By Cheri Cheng | Update Date: Nov 20, 2015 03:49 PM EST

The country should focus more on adding mental health services as opposed to reducing them. According to a new study, when these inpatient and outpatient services are taken away, hospitals end up seeing a spike in emergency cases associated with mental health.

"As is often the case, the emergency department catches everyone who falls through the cracks in the health care system," the lead author Arica Nesper, MD, MAS of the University of California Davis School of Medicine, said reported by MedicalXpress. "People with mental illness did not stop needing care simply because the resources dried up. Potentially serious complaints increased after reductions in mental health services, likely representing not only worse care of patients' psychiatric issues but also the medical issues of patients with psychiatric problems."

For this study, Nesper and colleagues examined how the rate of mental health services affected emergency care numbers in Sacramento County, California over the time span of 16 months. They reported that overall, reductions in psychiatric services led to a three-time increase of emergency psychiatric consultations and a 55 percent spike in the amount of time these patients had to stay at a hospital's emergency room.

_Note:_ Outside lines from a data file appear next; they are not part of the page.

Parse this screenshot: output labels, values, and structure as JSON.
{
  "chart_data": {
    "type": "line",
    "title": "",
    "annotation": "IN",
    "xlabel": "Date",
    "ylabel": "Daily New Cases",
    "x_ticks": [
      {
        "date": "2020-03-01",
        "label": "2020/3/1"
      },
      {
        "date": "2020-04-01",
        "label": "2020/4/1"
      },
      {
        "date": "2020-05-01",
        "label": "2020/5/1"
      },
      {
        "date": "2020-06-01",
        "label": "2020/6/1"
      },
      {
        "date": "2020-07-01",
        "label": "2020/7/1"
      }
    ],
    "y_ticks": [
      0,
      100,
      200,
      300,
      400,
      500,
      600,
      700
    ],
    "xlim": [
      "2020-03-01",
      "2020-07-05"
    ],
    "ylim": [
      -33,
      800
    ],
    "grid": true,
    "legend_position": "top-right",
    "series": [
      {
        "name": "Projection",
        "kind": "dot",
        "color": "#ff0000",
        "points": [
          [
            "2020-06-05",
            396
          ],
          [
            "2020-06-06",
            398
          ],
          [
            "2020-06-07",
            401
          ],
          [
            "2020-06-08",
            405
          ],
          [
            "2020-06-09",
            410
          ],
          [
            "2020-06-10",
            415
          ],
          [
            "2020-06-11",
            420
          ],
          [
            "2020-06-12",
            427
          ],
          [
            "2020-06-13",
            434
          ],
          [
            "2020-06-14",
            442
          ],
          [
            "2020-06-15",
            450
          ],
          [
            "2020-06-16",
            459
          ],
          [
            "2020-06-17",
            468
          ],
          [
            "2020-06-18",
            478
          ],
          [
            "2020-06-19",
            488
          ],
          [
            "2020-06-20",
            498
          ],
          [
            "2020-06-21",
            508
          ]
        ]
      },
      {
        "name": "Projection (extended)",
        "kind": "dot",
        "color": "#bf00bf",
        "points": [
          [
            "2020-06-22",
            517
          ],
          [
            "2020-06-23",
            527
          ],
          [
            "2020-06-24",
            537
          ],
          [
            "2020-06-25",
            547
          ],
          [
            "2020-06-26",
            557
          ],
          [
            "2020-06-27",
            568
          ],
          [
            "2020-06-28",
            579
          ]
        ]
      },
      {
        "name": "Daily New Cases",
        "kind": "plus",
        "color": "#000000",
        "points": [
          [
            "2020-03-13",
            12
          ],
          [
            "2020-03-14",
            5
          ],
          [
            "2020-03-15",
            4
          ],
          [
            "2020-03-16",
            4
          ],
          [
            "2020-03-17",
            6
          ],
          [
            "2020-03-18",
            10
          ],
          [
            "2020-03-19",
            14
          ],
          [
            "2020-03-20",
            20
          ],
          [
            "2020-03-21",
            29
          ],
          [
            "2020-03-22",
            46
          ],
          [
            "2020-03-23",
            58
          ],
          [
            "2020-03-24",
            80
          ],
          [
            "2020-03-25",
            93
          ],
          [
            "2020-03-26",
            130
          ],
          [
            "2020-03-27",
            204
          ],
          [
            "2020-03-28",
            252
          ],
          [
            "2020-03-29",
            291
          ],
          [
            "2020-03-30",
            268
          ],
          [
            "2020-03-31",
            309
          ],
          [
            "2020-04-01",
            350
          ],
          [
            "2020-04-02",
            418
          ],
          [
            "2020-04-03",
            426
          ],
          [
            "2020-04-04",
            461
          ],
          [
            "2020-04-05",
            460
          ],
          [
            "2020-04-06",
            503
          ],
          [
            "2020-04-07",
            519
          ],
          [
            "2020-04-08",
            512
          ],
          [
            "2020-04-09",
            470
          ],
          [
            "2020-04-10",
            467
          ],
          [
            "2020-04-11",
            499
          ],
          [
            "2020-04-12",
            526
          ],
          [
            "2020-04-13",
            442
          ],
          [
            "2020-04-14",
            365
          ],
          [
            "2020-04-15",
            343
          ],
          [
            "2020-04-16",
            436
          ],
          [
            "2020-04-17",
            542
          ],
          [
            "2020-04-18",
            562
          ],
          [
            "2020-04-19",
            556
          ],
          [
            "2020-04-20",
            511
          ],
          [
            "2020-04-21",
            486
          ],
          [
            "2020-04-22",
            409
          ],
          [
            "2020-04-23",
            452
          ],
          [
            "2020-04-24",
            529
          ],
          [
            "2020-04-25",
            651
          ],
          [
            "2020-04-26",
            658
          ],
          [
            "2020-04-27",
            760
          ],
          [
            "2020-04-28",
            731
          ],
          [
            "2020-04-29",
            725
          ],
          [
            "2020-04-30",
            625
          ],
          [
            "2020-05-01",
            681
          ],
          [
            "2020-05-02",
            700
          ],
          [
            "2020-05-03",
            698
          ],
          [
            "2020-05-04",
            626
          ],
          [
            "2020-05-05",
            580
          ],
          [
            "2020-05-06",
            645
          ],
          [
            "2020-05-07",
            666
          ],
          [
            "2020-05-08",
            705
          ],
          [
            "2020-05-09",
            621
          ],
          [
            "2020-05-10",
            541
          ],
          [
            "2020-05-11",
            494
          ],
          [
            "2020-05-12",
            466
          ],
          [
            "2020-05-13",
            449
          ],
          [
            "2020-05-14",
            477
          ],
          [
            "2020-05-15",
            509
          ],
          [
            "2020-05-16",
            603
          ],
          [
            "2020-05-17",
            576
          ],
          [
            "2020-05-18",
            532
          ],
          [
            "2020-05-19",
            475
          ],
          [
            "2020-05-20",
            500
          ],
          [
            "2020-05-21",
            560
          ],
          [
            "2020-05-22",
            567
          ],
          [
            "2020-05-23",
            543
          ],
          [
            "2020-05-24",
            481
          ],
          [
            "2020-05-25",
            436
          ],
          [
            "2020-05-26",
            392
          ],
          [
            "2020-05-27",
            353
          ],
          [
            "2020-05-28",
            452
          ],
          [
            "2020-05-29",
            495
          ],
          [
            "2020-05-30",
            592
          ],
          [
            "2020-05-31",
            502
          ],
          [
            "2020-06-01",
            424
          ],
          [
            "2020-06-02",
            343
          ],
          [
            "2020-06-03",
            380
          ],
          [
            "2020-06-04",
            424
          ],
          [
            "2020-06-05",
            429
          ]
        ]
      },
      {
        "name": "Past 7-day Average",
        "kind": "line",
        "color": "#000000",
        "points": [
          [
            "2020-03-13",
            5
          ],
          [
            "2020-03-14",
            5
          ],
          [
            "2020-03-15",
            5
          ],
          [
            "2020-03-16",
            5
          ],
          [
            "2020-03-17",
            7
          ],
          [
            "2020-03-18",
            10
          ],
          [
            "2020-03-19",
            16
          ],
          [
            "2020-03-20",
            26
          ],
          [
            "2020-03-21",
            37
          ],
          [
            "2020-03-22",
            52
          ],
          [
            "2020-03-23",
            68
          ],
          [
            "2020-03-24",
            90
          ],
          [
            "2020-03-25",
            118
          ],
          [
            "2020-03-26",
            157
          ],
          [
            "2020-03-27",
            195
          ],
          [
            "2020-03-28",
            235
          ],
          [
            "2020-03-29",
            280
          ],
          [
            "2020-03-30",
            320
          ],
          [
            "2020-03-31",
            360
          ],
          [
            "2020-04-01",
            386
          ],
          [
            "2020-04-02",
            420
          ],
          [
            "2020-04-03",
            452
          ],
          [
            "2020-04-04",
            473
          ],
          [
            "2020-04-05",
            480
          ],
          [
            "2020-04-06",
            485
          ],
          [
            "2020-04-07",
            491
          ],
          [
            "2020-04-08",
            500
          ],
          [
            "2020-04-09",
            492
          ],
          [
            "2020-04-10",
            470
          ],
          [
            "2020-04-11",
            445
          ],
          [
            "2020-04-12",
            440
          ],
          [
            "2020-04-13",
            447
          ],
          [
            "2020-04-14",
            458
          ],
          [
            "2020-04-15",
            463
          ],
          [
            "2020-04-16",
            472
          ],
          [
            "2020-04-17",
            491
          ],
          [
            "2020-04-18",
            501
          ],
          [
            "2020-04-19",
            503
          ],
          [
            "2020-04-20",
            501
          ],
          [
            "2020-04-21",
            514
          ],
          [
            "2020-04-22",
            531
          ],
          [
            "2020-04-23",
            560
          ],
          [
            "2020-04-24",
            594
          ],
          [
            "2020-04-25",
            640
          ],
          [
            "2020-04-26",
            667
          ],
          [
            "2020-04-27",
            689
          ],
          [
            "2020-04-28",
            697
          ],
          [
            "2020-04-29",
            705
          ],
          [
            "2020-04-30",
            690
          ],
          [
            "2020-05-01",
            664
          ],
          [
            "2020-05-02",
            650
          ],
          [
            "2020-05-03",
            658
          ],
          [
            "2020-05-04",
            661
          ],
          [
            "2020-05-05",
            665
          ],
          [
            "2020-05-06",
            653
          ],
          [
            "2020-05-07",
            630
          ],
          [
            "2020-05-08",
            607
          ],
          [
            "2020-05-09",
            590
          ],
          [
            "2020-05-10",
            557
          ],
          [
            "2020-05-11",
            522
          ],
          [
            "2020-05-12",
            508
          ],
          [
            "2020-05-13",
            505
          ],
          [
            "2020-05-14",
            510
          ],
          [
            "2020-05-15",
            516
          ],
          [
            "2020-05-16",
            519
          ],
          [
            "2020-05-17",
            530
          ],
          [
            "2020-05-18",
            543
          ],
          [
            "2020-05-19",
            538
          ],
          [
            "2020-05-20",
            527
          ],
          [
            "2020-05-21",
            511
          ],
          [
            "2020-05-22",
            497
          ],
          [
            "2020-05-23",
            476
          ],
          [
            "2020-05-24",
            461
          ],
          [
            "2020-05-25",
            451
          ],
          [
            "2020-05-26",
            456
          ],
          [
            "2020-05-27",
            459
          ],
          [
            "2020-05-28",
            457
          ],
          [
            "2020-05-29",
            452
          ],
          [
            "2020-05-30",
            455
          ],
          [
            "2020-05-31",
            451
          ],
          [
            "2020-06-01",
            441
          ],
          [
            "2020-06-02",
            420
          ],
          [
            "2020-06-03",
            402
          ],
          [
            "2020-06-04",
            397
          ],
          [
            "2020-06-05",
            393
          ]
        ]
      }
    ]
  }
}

More specific findings include:

-When the number of inpatient psychiatric beds fell from 100 to 50 combined with a closed outpatient unit, the average total of psychiatric consults that occur in an emergency room increased from 1.3 to 4.4 per day.

- The reductions also caused the average time spent in the emergency room to increase from 14.1 hours to 21.9 hours.

-350 out of 1,392 mental health patients were kept in the emergency room for more than 24 hours.

-From 2009 to 2011, California cut $587million from mental health services.

"These cuts affect individual patients as well as communities and facilities like emergency departments that step in to care for patients who have nowhere else to turn," Nesper said. "That additional burden on emergency departments has ripple effects for all other patients and the community."

The study was published in the Annals of Emergency Medicine.